The castle has come into view, with its drawbridge, its moat, and its crenellations. They have come across plenty of carts trundling tourists — some of them in kilts — toward the site, and drawn by horses that expel droppings with impressive regularity. They exchange a considerable number of comments about these droppings, their smell, and the magpies and crows that come and peck at them, and eventually reach the edge of the loch. A dead tree, smothered in moss and ivy, enjoys a second, parasitic life. Our heroine is talking about a swallow that has nested near her window, and asks him whether he thinks there are any eggs in the nest, and how long they will take to hatch. She asks him if swallows build nests as late as July. Hell, he doesn’t have a clue. Out of courtesy, he gives some vague reply about global warming, the greenhouse effect, and the shifts that have been noticed in bird migrations. She gives the impression of being satisfied with that. She points to the swans, so white, on the far bank of Loch Fannich, and wants to sit on a rock by the water’s edge. There is plenty of green grass, neatly mown, but she opts for the hard contours of this rock, and he takes this to mean they will not be here forever. He sits down beside her.
At their feet the water makes a listless lapping sound. In the distance swans move the way swans do, tiny dots of white on the loch’s emerald surface. Nature does nothing for him. What he likes best about swans, if he really had to choose something, is the mimetic elegance of the word itself.
Our hero now wants to leave. His desire for her remains intact, as does his affection, he wants to go home before feeling dirty. He does not want a struggle. He has neither the will to be tyrannical nor the energy to be angry. If he has learned one thing, just one, it is that feelings, affection, and desire have to make or break themselves. And also that love — let’s call it that for convention’s sake — that love, then, is not a stone by the side of the road that never moves, that came from nowhere and appeared out of nothing. Love disappears and comes back, it changes, it shifts, it falls, and picks itself back up even when we think it has died.
But for now, he needs to go.
He wants to help her get rid of him. And he wants to do it fast.

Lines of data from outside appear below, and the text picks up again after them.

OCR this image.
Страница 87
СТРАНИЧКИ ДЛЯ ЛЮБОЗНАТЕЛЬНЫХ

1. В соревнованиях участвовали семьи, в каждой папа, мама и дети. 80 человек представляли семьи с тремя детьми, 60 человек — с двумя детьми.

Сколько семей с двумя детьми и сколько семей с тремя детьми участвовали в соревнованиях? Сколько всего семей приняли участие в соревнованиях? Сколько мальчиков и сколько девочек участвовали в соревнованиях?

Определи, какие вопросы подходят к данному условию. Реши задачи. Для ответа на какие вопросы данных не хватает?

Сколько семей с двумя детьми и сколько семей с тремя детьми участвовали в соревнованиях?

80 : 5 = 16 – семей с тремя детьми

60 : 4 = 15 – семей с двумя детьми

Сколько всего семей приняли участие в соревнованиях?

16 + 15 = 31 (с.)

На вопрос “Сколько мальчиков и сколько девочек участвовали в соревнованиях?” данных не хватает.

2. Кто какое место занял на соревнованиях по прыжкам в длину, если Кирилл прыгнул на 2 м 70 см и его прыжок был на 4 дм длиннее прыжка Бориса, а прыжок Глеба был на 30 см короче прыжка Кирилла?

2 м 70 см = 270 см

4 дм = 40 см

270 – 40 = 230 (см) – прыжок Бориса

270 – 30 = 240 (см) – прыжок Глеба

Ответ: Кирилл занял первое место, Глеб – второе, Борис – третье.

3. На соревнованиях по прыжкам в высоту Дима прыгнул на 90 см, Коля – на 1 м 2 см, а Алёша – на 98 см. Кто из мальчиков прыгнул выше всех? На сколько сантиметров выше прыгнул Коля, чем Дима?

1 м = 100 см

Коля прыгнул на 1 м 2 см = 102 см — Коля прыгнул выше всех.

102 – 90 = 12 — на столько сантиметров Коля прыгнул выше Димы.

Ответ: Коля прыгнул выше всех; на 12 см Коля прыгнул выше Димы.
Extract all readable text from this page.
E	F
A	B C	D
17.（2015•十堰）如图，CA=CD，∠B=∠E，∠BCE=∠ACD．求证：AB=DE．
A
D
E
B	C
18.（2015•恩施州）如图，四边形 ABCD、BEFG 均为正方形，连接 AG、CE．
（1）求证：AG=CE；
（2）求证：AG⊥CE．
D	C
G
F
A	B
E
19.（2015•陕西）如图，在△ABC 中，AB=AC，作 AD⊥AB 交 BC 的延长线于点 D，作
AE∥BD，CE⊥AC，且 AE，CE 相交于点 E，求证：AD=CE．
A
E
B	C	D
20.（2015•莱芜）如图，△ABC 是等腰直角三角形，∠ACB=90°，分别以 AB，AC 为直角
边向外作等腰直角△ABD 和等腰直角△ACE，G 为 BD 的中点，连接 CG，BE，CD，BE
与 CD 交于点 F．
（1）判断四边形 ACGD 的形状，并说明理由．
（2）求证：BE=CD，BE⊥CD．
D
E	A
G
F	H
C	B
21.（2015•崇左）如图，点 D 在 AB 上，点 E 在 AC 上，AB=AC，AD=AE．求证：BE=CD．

He presses her. A few questions and he gets her to say she no longer cares for him. And, more important, that she no longer wants him. He doubts this is altogether true, but it is still what he wants to hear at the moment, to give him the strength to leave. He pushes the point so much that she pronounces the fateful words. He can tell she is relieved, and immediately knows he is at least freeing her from feelings of guilt toward the Other, who will be joining her in three days’ time. He smiles. Says, It doesn’t matter. Adds, I’m going to go home to Paris, this afternoon if I can. If not, tomorrow.
She says, Scotland’s beautiful, stay, you could explore. He replies, No, it’s you I came to see, not Scotland. He adds, I’d have gone to Jackson if you’d been in Jackson. Not that he actually has anything against Jackson.
And he stands up.
I’ll take you back if you like, our hero concludes. Hero is the very word at this point.
8
The beauty of Glen Carron Park, still.
A surprise.
A longer conversation.
On the way back our hero and heroine walk side by side. They take it more slowly. The sheep are still there, peaceful and woolly. The tension has gone.
He is sure he will go now, completely. Because he is not going in order to leave her. Quite the opposite, he is going because this is where the risk of losing her is at its greatest. The sheep, the broom, the moor, the blue of the sky, everything feels like a personal enemy to him. Scotland in its entirety wants him to fail. Our heroine may be keeping him at a distance, but it is not because she no longer wants him, it is because she cannot do anything with him here. There is too much weight, too much guilt, too much lying. That is what he would like to think, but it is also what he senses. He is going, he knows he must, so that somewhere else, perhaps, later, it may be possible to be with her again.
So, in order to be sure, he subjects our heroine to the question again. She dithers, dangles, he does not insist on any tender gestures, only words. And she lets those anticipated words slip, they reiterate her rejection, but the color of them is smoother, she no longer denies her desire. He asks, Do you want me? You don’t ask the right questions, she replies. That is enough for him.
Our hero suddenly stops walking. He smiles as he points out a caterpillar crossing the path. It is brown with glints of gold, gleaming, covered in hairs, and crawling over the asphalt. It looks like a processionary caterpillar, minus the procession. They both stop to look at it. It is a quiet moment together, a necessary moment. He advises her not to touch it because its fine hairs could well be urticant. Now that’s a word he rather likes, urticant, it seems a while since he has used it. Then they set off again, abandoning it to its perilous fate as an urticant caterpillar.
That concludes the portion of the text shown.